Erkekler, nasıl kurulmuş birer özne olduklarını fark etmek zorundalar. “Erkekler Ağlamaz” diyen şarkıların inadına ağlayıp, kendisinin de bir iktidar kategorisi olduğunu hatırlayan, kendi kültürel kimliğiyle yüzleşen ve bunu çevresine, ailesine herkese anlatan, genelin dayattığını reddedebilen erkeklere ihtiyaç var.erkekler yüzleşmeye

Son birkaç gündür Özgecan Aslan’ın kelimelerle ifade edilemeyecek şekilde hunharca katledilişini konuşuyoruz. Kadınların her gün katledildiği, şiddete uğradığı, tacizin, tecavüzün, çocuk hayvan tanımadan yaşandığı bir coğrafyada yaşıyoruz. Bazen anlama çabamızı kaybediyor, ne düşüneceğimizi şaşırıyoruz. Özgecan’ın gidişinden sonra çok şey konuşuldu. Yazıldı, çizildi. Bardak artık taştı.

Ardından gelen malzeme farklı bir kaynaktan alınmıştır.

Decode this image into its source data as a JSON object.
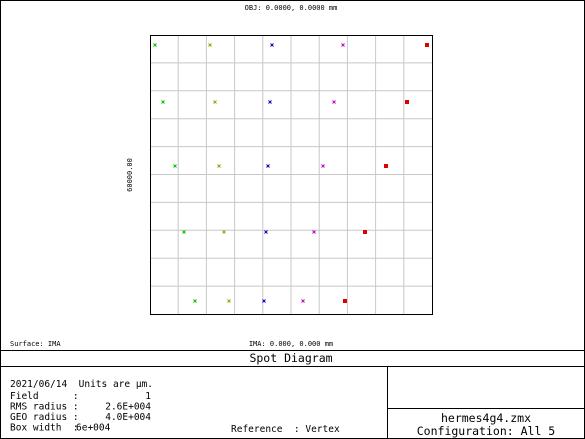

Çözüm ne konuşmak zorundayız ama gidip de idam istemenin çözüm olmadığını bilerek. İdamın olmamasının demokratik bir kazanım olduğunu unutmamamız gerekiyor. Hem adaletsizliğin ayyuka çıktığı bir sistemde emin olun, idam önce kadınlara, LGBTİQ bireylere ve diğer ezilenlere uygulanacaktır. Kadın olmanın ne anlama geldiğini, “sen de anlat” tag’i altında paylaştı kadınlar. Nasıl bir “güvercin tedirginliğiyle” yaşamaya mahkȗm edildiklerini, paranoyayı, güvensizliği… Şaşırmadık, şaşırmadığımıza bile şaşırmadık. Şimdi birbirimizi anlama ve yüzleşme zamanlarından geçiyoruz.

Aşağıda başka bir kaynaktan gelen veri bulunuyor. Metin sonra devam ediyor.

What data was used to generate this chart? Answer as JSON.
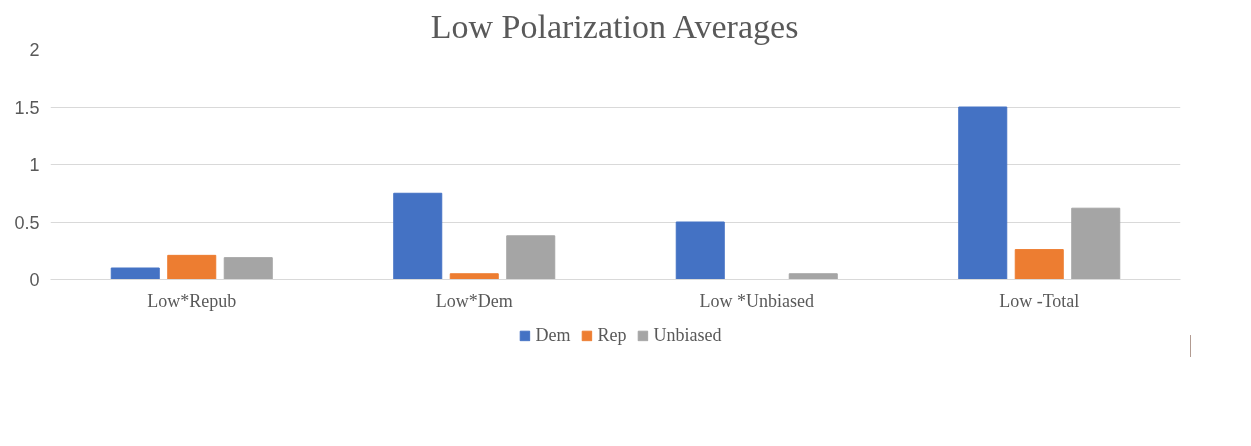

Yaşamımız kurumlarla dolu. Ailemizde başlıyoruz biçimlenmeye, “kız” veya erkek çocuk olarak adımımızı attığımız dünyada “kadınlık” ve “erkeklik” ile kültürleniyoruz. Erkek büyüdükçe daha çok alırken sokaktaki yerini, kadın göğüsleri belirir, belirmez kapatılmaya başlıyor eve. Bir şeyler değişmiş gibi görülebilir ama değişmediğini yaşadıklarımız tek tek her an önümüze getiriyor. Kadın kendini prense beğendirmek zorunda olan, Pamuk Prenses olarak var olmaya çalışırken, erkek doğuştan oturuyor prenslik koltuğuna. Babanın gücü erkeğe geçerken, annenin rolleri “kız” çocuğuna devrediliyor.

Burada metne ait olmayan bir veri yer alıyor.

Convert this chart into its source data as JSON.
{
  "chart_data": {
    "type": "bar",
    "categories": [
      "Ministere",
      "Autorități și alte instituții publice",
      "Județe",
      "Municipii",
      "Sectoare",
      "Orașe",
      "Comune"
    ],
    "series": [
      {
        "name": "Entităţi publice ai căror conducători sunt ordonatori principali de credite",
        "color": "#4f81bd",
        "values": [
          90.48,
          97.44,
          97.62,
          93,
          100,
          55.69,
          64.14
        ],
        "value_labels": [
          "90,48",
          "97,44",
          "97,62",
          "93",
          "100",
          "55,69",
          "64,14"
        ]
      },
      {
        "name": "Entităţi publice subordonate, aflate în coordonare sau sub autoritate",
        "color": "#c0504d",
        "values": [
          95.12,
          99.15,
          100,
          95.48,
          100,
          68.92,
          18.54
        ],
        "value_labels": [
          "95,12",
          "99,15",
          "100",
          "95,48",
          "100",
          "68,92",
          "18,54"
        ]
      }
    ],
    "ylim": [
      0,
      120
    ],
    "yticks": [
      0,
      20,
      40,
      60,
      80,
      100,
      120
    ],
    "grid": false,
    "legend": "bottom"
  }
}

Okul giriyor devreye, aile konusu işlenirken, pembeler giymiş kız çocuğu annesinin sofra kurmasına yardım ediyor, bir kitap sayfasında, erkek çocuk ise ya babasıyla güreşirken, resmediliyor ya da herhangi bir oyunun içinde. Böyle kuruluyor işte “erkeklik” ve “kadınlık” dediğimiz o “hastalıklı” kimlik. Misafirliğe gidildiğinde azıcık kendini rahat hissettiyse hemen bir göz işaretiyle kontrol altına alınıyor kız çocuğu. Oturmasından, kalkmasına, yemesinden, içmesine her şey bir kontrol mekanizması tarafından denetleniyor. Erkek çocuk pipisini gururla gösterirken, “kız” çocuğuna bir vajinasının olduğu unutturuluyor. Çünkü her şey gibi cinsellik de erkeğe mahsus. Bütün bu süreçte erkek, kurşun askerler, tanklar, tüfeklerle oyunlar oynarken, erkek olacaksın denilerek, sünnet ritüeliyle onurlandırılıp, “en büyük asker bizim asker” sloganlarıyla; vatan ve millet şiarının en büyük koruyucusu olarak kuruluyor. Kuruluyor ve bu kurgu ile vatanında, kadınında namus bekçiliğine soyunuyor. Böylece vatan toprağı ile toprak ana metaforunun birlikteliği, erkek açısından kadını militarist anlamda da korunacak bir varlık statüsüne indirgiyor.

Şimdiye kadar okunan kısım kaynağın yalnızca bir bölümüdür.